Life Together

Re-enacting the Jonestown Massacre
Last week, my family and I spent seven days with seven young adults from our church doing a program called Subversive Life. I stole the idea from a pastor friend who did something similar. During the day, people either went to work or helped out with a week-long youth program. In the evenings, we cooked together and then had some kind of activity. 

We stayed at my parents' house while they were of town and we had a blast. We cooked together, had group devotional times, went contra dancing, attended an open mic together (along with a spontaneous jam session outside afterwards), solicited prayer requests from people at Oakridge Mall, volunteered at Cityteam, hosted a Board Game Night at church, attended an art showcase, played lots of Just Dance 4 and hung out together in community. 

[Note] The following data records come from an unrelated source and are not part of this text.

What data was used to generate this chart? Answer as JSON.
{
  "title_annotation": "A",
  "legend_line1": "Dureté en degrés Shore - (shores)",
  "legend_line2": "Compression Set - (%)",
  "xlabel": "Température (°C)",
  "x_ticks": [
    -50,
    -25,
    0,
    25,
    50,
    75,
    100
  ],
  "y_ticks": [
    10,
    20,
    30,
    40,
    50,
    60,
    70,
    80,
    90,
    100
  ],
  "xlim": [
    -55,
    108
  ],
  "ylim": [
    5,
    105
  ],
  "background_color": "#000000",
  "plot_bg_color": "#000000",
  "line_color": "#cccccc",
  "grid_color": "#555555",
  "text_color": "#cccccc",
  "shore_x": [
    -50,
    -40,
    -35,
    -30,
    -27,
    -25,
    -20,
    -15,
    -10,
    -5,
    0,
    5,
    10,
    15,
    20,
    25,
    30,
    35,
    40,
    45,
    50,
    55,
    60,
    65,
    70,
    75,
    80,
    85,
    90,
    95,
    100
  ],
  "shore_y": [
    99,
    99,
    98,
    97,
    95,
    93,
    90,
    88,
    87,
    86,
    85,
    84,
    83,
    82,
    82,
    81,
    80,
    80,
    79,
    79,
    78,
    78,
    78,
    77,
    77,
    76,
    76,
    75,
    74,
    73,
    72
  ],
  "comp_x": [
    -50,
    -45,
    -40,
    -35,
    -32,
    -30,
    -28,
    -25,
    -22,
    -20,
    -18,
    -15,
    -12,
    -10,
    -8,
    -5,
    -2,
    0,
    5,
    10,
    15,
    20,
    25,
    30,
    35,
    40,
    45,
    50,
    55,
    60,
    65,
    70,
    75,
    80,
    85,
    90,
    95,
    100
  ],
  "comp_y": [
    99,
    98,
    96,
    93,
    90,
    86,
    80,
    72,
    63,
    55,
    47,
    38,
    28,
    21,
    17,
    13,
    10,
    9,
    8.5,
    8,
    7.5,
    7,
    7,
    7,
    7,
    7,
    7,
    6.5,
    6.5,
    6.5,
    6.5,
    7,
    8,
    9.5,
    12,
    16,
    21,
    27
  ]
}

It was an awesome yet exhausting time. 

One goal of Subversive Life was to subvert individualism. So much of my life is spent on my own, doing things for my own individual gratification, and thinking about my own plans.  I'm also accustomed to exercising significant control over how I spend time with people. When you live with a group of people, you don't have that luxury. As the week wore on, I got frustrated over small things like the way my house mates would load the dishwasher, the slowness of meal preparation (two guys cut themselves slicing vegetables), and the sound of arrows puncturing cardboard (one of my friends, a former collegiate archer, practiced in the backyard).

One of my favorite moments was an ordinary task that when done alone is unremarkable and tedious. And yet when done together is gloriously inefficient, raucous, and unexpectedly enjoyable. 

We went grocery shopping at Safeway. It was my three youngest kids and the four guys in the house. Eight people is way too many for a mundane endeavor like this. Abby and Elliot grabbed the shopping cart with the fake car in front. It's huge. We blocked the entire aisle. We were loud and obnoxious. We bought an obscene amount of ground beef. And we spent 10 minutes negotiating milk - brand, price, quantity, fat content, and organic or not. Micah ended up making the final call.

The Voltron 6000
My friend pushing the cart was in charge of safety - "Please keep hands and feet inside the cart at all times". It was fun to watch the guys try to control my kids as they tried to sneak fruit roll-ups, chocolate candy, and other sorts of junk food into the cart, climb on top of the fake car, or demand that we crash into something. The guys don't know my kids well enough to order them around and it's hard to be both firm and gentle. I enjoyed the spectacle of their fruitless pleas for Abby and Elliot to behave. It's nice to watch someone else struggle someone else struggle to deal with them.

This errand took far longer than it should have. We scared off some shoppers. It was a circus but the best possible kind. In life together, the journey itself is the most sacred delight.